善哉善哉(ゼンザイ ゼンザイ)、大丈夫(ダイジョウブ)、汝が言ふ所は、是れ大珍宝なり、是れ大賢善なり。

「善いかな善いかな、立派な男子よ。お前の願いは、大いなる宝であり、大いなる優れた善である。

汝、阿耨多羅三藐三菩提を成(ジョウ)じ已(オワ)らんに、是(コ)の袈裟服は、能(ヨ)く此(コ)の五聖(ゴショウ)の功徳を成就して、大利益(ダイリヤク)を作(ナ)さん。

お前は無上の悟りを成し遂げて、この袈裟の服は、その五つの優れた功徳を成就して、人々に大きな利益を与えるであろう。」と。

善男子、爾の時に大悲菩薩摩訶薩、仏の讃歎(サンタン)したまふを聞き已りて、心に歓喜を生じ、踊躍(ユヤク)すること無量なり。

善男子よ、その時に大悲菩薩は、宝蔵仏の賛嘆の言葉を聞いて、計り知れない喜びに満たされたのである。

(チナ)みに仏、此の金色の臂を申ぶるに長指合縵(チョウシ ゴウマン)にして、其(ソ)の手の柔輭(ニュウナン)なること、猶(ナ)ほ天衣(テンエ)の如し。其の頭を摩(ナ)で已りて、其の身 即ち状(カタチ)を変じて童子二十歳の人の如し。

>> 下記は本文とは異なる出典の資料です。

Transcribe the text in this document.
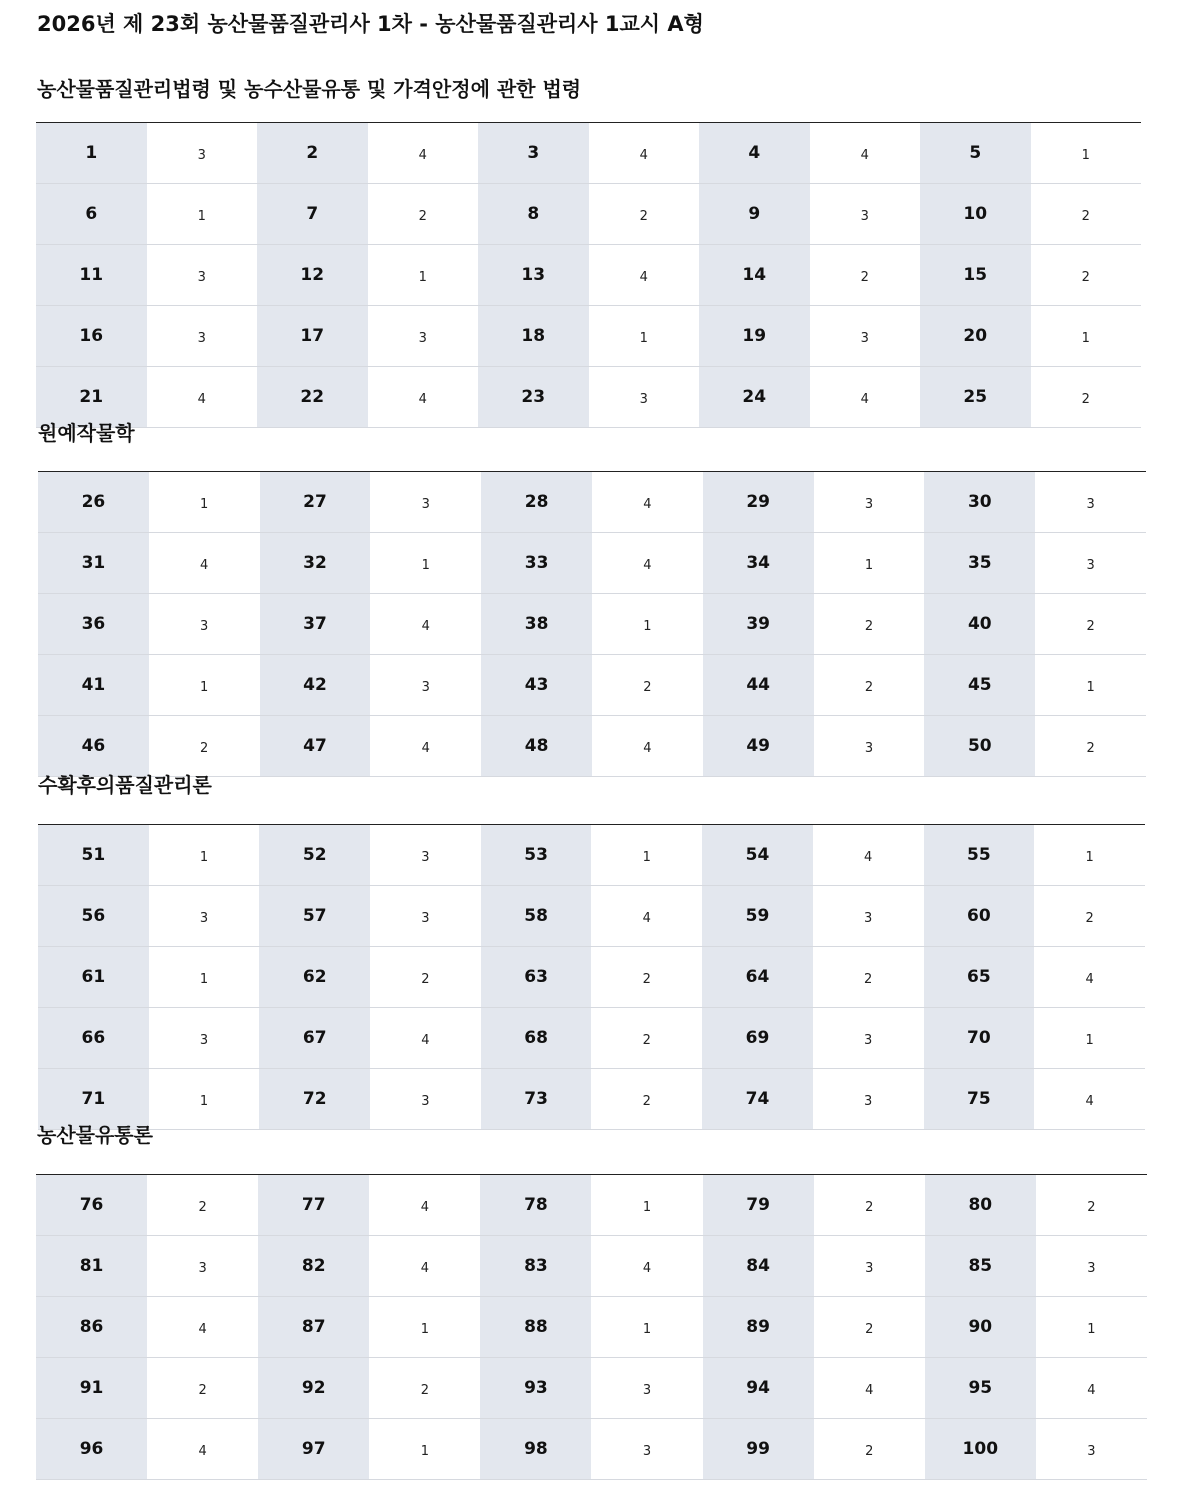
2026년 제 23회 농산물품질관리사 1차 - 농산물품질관리사 1교시 A형
농산물품질관리법령 및 농수산물유통 및 가격안정에 관한 법령
1	3	2	4	3	4	4	4	5	1
6	1	7	2	8	2	9	3	10	2
11	3	12	1	13	4	14	2	15	2
16	3	17	3	18	1	19	3	20	1
21	4	22	4	23	3	24	4	25	2
원예작물학
26	1	27	3	28	4	29	3	30	3
31	4	32	1	33	4	34	1	35	3
36	3	37	4	38	1	39	2	40	2
41	1	42	3	43	2	44	2	45	1
46	2	47	4	48	4	49	3	50	2
수확후의품질관리론
51	1	52	3	53	1	54	4	55	1
56	3	57	3	58	4	59	3	60	2
61	1	62	2	63	2	64	2	65	4
66	3	67	4	68	2	69	3	70	1
71	1	72	3	73	2	74	3	75	4
농산물유통론
76	2	77	4	78	1	79	2	80	2
81	3	82	4	83	4	84	3	85	3
86	4	87	1	88	1	89	2	90	1
91	2	92	2	93	3	94	4	95	4
96	4	97	1	98	3	99	2	100	3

その時に、宝蔵仏が金色の腕を伸ばして撫でたその手の指は長く、また柔らかいこと天人の衣のようであった。そして、宝蔵仏が頭を撫で終わると、大悲菩薩は二十歳の若者のように姿が変わったのである。

善男子、彼(カ)の会(エ)の大衆(ダイシュ)、諸天、龍神、乾闥婆(ケンダツバ)、人(ニン)及び非人(ヒニン)、叉手(シャシュ)し恭敬(クギョウ)し、大悲菩薩に向ひて種々の華を供養し、乃至(ナイシ)伎楽(ギガク)して之(コレ)を供養せり。復(マ)た種々に讃歎し已りて、黙然(モクネン)として住(ジュウ)せり。

善男子よ、その時の会衆や諸々の天神、龍神、乾闥婆などの人間や人間にでない者たちは、胸の前に手を組んで恭しく敬い、大悲菩薩に向って様々な花をささげ、伎楽を奏して供養し、そして様々に褒めたたえて沈黙したのである。」